Every wednesday while I’m sitting at lunch in the cafeteria I get a text that asks me if im almost back with lunch, from a woman named laura. She believes that she is texting sherry, and I cannot convince her otherwise. I’m a male and a junior in high shcool. Leave me be, Laura.

Not a text, but a puzzling phonemail message.

Uh, I’m not a bartender or a waiter, there’s nothing I would do for a guy that would earn me a hundred and fifty dollar tip, nevermind in a bar. Clearly a wrong number, but the message itself is … provocative.

may_be_ignorant, I know the feeling. For a while I would occassionally get pages that when I returned the call was some doctor’s office. They thought I was a doctor they were trying to reach. Happened numerous times. :eek:

:smack:
??: nite, charles. I miss u bein in bed next 2 me.

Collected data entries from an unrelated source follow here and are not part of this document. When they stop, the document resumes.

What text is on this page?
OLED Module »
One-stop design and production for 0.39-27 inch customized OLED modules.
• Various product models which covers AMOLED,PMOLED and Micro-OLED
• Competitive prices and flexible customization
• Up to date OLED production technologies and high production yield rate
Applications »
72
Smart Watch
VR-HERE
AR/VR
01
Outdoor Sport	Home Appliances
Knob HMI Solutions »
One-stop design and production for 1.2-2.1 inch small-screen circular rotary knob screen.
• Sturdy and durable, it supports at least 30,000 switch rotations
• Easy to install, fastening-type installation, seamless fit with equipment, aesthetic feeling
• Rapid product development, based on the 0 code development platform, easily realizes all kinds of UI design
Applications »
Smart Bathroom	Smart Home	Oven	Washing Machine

me: I’m not Charles, sorry.

??: lawlz, I mean nite, papi. babygurlz misses u, big sexxxy.

me: OK, great.

if you have a camera phone, take a picture of yourself and send it back and ask if you look like sherry … ?

Next Wednesday text her first and say I’m almost back with lunch.

I’ve gotten several texts from fellows who seem to have been given a false phone number the previous night in the club.

A couple have refused to believe that I am not, in fact, the girl in question. One, I did manage to convince him and he still tried to get me to meet him.

Not a text message but I got back from lunch one day to find this message on my voice mail:

Stranger: “Yeah hi I think you know my sister, I think this is the number she gave me to call her at. She wanted me to watch her kid tomorrow but I have to work so I was hoping you could let her know that I’m not going to able to do it.”

I sure hope his sister found a babysitter!

I got someone clearly drunk-dialing my number in a rage; over a course of the night, I got about a dozen messages venting about what an asshole I was.

Good thing I turn my phone off when I’m sleeping!* Lord knows what smart-ass replies I might have made.

*Any emergency for me at 3 in the morning is one I can’t help with anyway.